Not only does every text whisper his name, but his name speaks to every psychological, emotional, relational, and vocational problem we have. Tim showed me that the deep idolatries of the soul are the real problem. He also showed me that Christ displaces the idols, fully fills the void, and changes the heart. His preaching repeatedly proclaimed Jesus as beautiful, desirable, and satisfying – a friend of the broken and contrite. He taught me that it was not the law but a glimpse of the Gospel that melts the heart.
From Tim I learned that the most secular people in our nation are deeply religions.
I had suspected this was the case. My suspicions were fueled by conversations and small group studies with “seekers” looking at Jesus.

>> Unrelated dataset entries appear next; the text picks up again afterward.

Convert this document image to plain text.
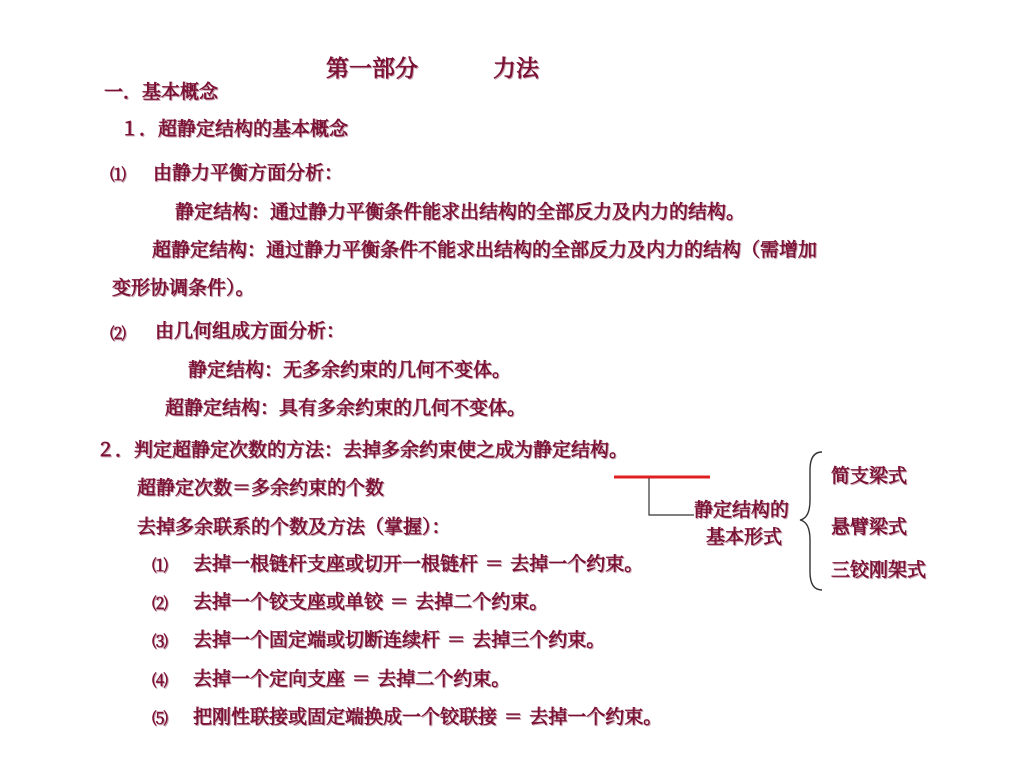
第一部分	力法
一．基本概念
１．超静定结构的基本概念
⑴ 由静力平衡方面分析：
静定结构：通过静力平衡条件能求出结构的全部反力及内力的结构。
超静定结构：通过静力平衡条件不能求出结构的全部反力及内力的结构（需增加
变形协调条件）。
⑵ 由几何组成方面分析：
静定结构：无多余约束的几何不变体。
超静定结构：具有多余约束的几何不变体。
２．判定超静定次数的方法：去掉多余约束使之成为静定结构。
超静定次数＝多余约束的个数
去掉多余联系的个数及方法（掌握）：
⑴ 去掉一根链杆支座或切开一根链杆 ＝ 去掉一个约束。
⑵ 去掉一个铰支座或单铰 ＝ 去掉二个约束。
⑶ 去掉一个固定端或切断连续杆 ＝ 去掉三个约束。
⑷ 去掉一个定向支座 ＝ 去掉二个约束。
⑸ 把刚性联接或固定端换成一个铰联接 ＝ 去掉一个约束。
静定结构的
基本形式
简支梁式
悬臂梁式
三铰刚架式
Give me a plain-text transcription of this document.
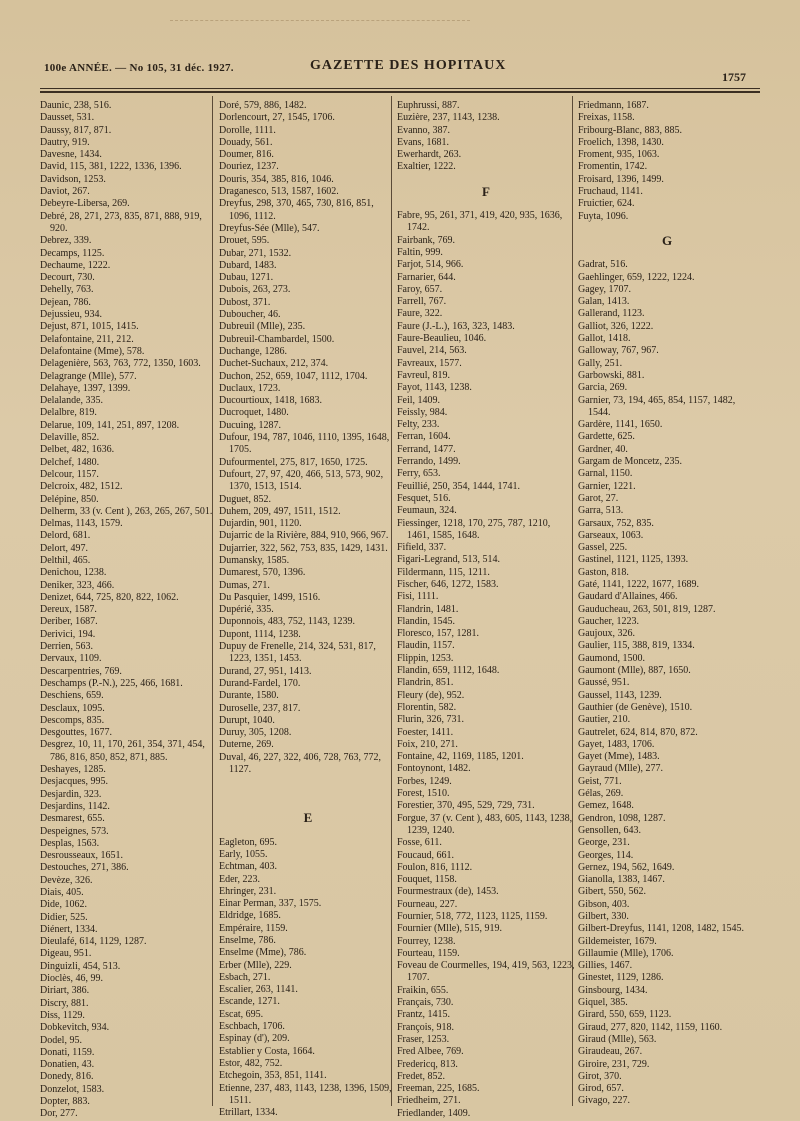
100e ANNÉE. — No 105, 31 déc. 1927.	GAZETTE DES HOPITAUX
1757
Daunic, 238, 516.
Dausset, 531.
Daussy, 817, 871.
Dautry, 919.
Davesne, 1434.
David, 115, 381, 1222, 1336, 1396.
Davidson, 1253.
Daviot, 267.
Debeyre-Libersa, 269.
Debré, 28, 271, 273, 835, 871, 888, 919, 920.
Debrez, 339.
Decamps, 1125.
Dechaume, 1222.
Decourt, 730.
Dehelly, 763.
Dejean, 786.
Dejussieu, 934.
Dejust, 871, 1015, 1415.
Delafontaine, 211, 212.
Delafontaine (Mme), 578.
Delagenière, 563, 763, 772, 1350, 1603.
Delagrange (Mlle), 577.
Delahaye, 1397, 1399.
Delalande, 335.
Delalbre, 819.
Delarue, 109, 141, 251, 897, 1208.
Delaville, 852.
Delbet, 482, 1636.
Delchef, 1480.
Delcour, 1157.
Delcroix, 482, 1512.
Delépine, 850.
Delherm, 33 (v. Cent ), 263, 265, 267, 501.
Delmas, 1143, 1579.
Delord, 681.
Delort, 497.
Delthil, 465.
Denichou, 1238.
Deniker, 323, 466.
Denizet, 644, 725, 820, 822, 1062.
Dereux, 1587.
Deriber, 1687.
Derivici, 194.
Derrien, 563.
Dervaux, 1109.
Descarpentries, 769.
Deschamps (P.-N.), 225, 466, 1681.
Deschiens, 659.
Desclaux, 1095.
Descomps, 835.
Desgouttes, 1677.
Desgrez, 10, 11, 170, 261, 354, 371, 454, 786, 816, 850, 852, 871, 885.
Deshayes, 1285.
Desjacques, 995.
Desjardin, 323.
Desjardins, 1142.
Desmarest, 655.
Despeignes, 573.
Desplas, 1563.
Desrousseaux, 1651.
Destouches, 271, 386.
Devèze, 326.
Diais, 405.
Dide, 1062.
Didier, 525.
Diénert, 1334.
Dieulafé, 614, 1129, 1287.
Digeau, 951.
Dinguizli, 454, 513.
Dioclès, 46, 99.
Diriart, 386.
Discry, 881.
Diss, 1129.
Dobkevitch, 934.
Dodel, 95.
Donati, 1159.
Donatien, 43.
Donedy, 816.
Donzelot, 1583.
Dopter, 883.
Dor, 277.
Doré, 579, 886, 1482.
Dorlencourt, 27, 1545, 1706.
Dorolle, 1111.
Douady, 561.
Doumer, 816.
Douriez, 1237.
Douris, 354, 385, 816, 1046.
Draganesco, 513, 1587, 1602.
Dreyfus, 298, 370, 465, 730, 816, 851, 1096, 1112.
Dreyfus-Sée (Mlle), 547.
Drouet, 595.
Dubar, 271, 1532.
Dubard, 1483.
Dubau, 1271.
Dubois, 263, 273.
Dubost, 371.
Duboucher, 46.
Dubreuil (Mlle), 235.
Dubreuil-Chambardel, 1500.
Duchange, 1286.
Duchet-Suchaux, 212, 374.
Duchon, 252, 659, 1047, 1112, 1704.
Duclaux, 1723.
Ducourtioux, 1418, 1683.
Ducroquet, 1480.
Ducuing, 1287.
Dufour, 194, 787, 1046, 1110, 1395, 1648, 1705.
Dufourmentel, 275, 817, 1650, 1725.
Dufourt, 27, 97, 420, 466, 513, 573, 902, 1370, 1513, 1514.
Duguet, 852.
Duhem, 209, 497, 1511, 1512.
Dujardin, 901, 1120.
Dujarric de la Rivière, 884, 910, 966, 967.
Dujarrier, 322, 562, 753, 835, 1429, 1431.
Dumansky, 1585.
Dumarest, 570, 1396.
Dumas, 271.
Du Pasquier, 1499, 1516.
Dupérié, 335.
Duponnois, 483, 752, 1143, 1239.
Dupont, 1114, 1238.
Dupuy de Frenelle, 214, 324, 531, 817, 1223, 1351, 1453.
Durand, 27, 951, 1413.
Durand-Fardel, 170.
Durante, 1580.
Duroselle, 237, 817.
Durupt, 1040.
Duruy, 305, 1208.
Duterne, 269.
Duval, 46, 227, 322, 406, 728, 763, 772, 1127.
E
Eagleton, 695.
Early, 1055.
Echtman, 403.
Eder, 223.
Ehringer, 231.
Einar Perman, 337, 1575.
Eldridge, 1685.
Empéraire, 1159.
Enselme, 786.
Enselme (Mme), 786.
Erber (Mlle), 229.
Esbach, 271.
Escalier, 263, 1141.
Escande, 1271.
Escat, 695.
Eschbach, 1706.
Espinay (d'), 209.
Establier y Costa, 1664.
Estor, 482, 752.
Etchegoin, 353, 851, 1141.
Etienne, 237, 483, 1143, 1238, 1396, 1509, 1511.
Etrillart, 1334.
Euphrussi, 887.
Euzière, 237, 1143, 1238.
Evanno, 387.
Evans, 1681.
Ewerhardt, 263.
Exaltier, 1222.
F
Fabre, 95, 261, 371, 419, 420, 935, 1636, 1742.
Fairbank, 769.
Faltin, 999.
Farjot, 514, 966.
Farnarier, 644.
Faroy, 657.
Farrell, 767.
Faure, 322.
Faure (J.-L.), 163, 323, 1483.
Faure-Beaulieu, 1046.
Fauvel, 214, 563.
Favreaux, 1577.
Favreul, 819.
Fayot, 1143, 1238.
Feil, 1409.
Feissly, 984.
Felty, 233.
Ferran, 1604.
Ferrand, 1477.
Ferrando, 1499.
Ferry, 653.
Feuillié, 250, 354, 1444, 1741.
Fesquet, 516.
Feumaun, 324.
Fiessinger, 1218, 170, 275, 787, 1210, 1461, 1585, 1648.
Fifield, 337.
Figari-Legrand, 513, 514.
Fildermann, 115, 1211.
Fischer, 646, 1272, 1583.
Fisi, 1111.
Flandrin, 1481.
Flandin, 1545.
Floresco, 157, 1281.
Flaudin, 1157.
Flippin, 1253.
Flandin, 659, 1112, 1648.
Flandrin, 851.
Fleury (de), 952.
Florentin, 582.
Flurin, 326, 731.
Foester, 1411.
Foix, 210, 271.
Fontaine, 42, 1169, 1185, 1201.
Fontoynont, 1482.
Forbes, 1249.
Forest, 1510.
Forestier, 370, 495, 529, 729, 731.
Forgue, 37 (v. Cent ), 483, 605, 1143, 1238, 1239, 1240.
Fosse, 611.
Foucaud, 661.
Foulon, 816, 1112.
Fouquet, 1158.
Fourmestraux (de), 1453.
Fourneau, 227.
Fournier, 518, 772, 1123, 1125, 1159.
Fournier (Mlle), 515, 919.
Fourrey, 1238.
Fourteau, 1159.
Foveau de Courmelles, 194, 419, 563, 1223, 1707.
Fraikin, 655.
Français, 730.
Frantz, 1415.
François, 918.
Fraser, 1253.
Fred Albee, 769.
Fredericq, 813.
Fredet, 852.
Freeman, 225, 1685.
Friedheim, 271.
Friedlander, 1409.
Friedmann, 1687.
Freixas, 1158.
Fribourg-Blanc, 883, 885.
Froelich, 1398, 1430.
Froment, 935, 1063.
Fromentin, 1742.
Froisard, 1396, 1499.
Fruchaud, 1141.
Fruictier, 624.
Fuyta, 1096.
G
Gadrat, 516.
Gaehlinger, 659, 1222, 1224.
Gagey, 1707.
Galan, 1413.
Gallerand, 1123.
Galliot, 326, 1222.
Gallot, 1418.
Galloway, 767, 967.
Gally, 251.
Garbowski, 881.
Garcia, 269.
Garnier, 73, 194, 465, 854, 1157, 1482, 1544.
Gardère, 1141, 1650.
Gardette, 625.
Gardner, 40.
Gargam de Moncetz, 235.
Garnal, 1150.
Garnier, 1221.
Garot, 27.
Garra, 513.
Garsaux, 752, 835.
Garseaux, 1063.
Gassel, 225.
Gastinel, 1121, 1125, 1393.
Gaston, 818.
Gaté, 1141, 1222, 1677, 1689.
Gaudard d'Allaines, 466.
Gauducheau, 263, 501, 819, 1287.
Gaucher, 1223.
Gaujoux, 326.
Gaulier, 115, 388, 819, 1334.
Gaumond, 1500.
Gaumont (Mlle), 887, 1650.
Gaussé, 951.
Gaussel, 1143, 1239.
Gauthier (de Genève), 1510.
Gautier, 210.
Gautrelet, 624, 814, 870, 872.
Gayet, 1483, 1706.
Gayet (Mme), 1483.
Gayraud (Mlle), 277.
Geist, 771.
Gélas, 269.
Gemez, 1648.
Gendron, 1098, 1287.
Gensollen, 643.
George, 231.
Georges, 114.
Gernez, 194, 562, 1649.
Gianolla, 1383, 1467.
Gibert, 550, 562.
Gibson, 403.
Gilbert, 330.
Gilbert-Dreyfus, 1141, 1208, 1482, 1545.
Gildemeister, 1679.
Gillaumie (Mlle), 1706.
Gillies, 1467.
Ginestet, 1129, 1286.
Ginsbourg, 1434.
Giquel, 385.
Girard, 550, 659, 1123.
Giraud, 277, 820, 1142, 1159, 1160.
Giraud (Mlle), 563.
Giraudeau, 267.
Giroire, 231, 729.
Girot, 370.
Girod, 657.
Givago, 227.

But it was Keller who showed me that ideology – as well as sexual liberation, the pursuit of power and fame and wealth – are all suppressed religion. He addressed the eternity God has planed in the human heart. He was skillful at probing the heart and its devices to look anywhere but Jesus. And after he had shown the emptiness of secular religion, he showed Christ who alone fills the void.
He taught me that one can be fruitfully engaged with the most secular of modern people – without anger, without irritation, with an edge of contempt.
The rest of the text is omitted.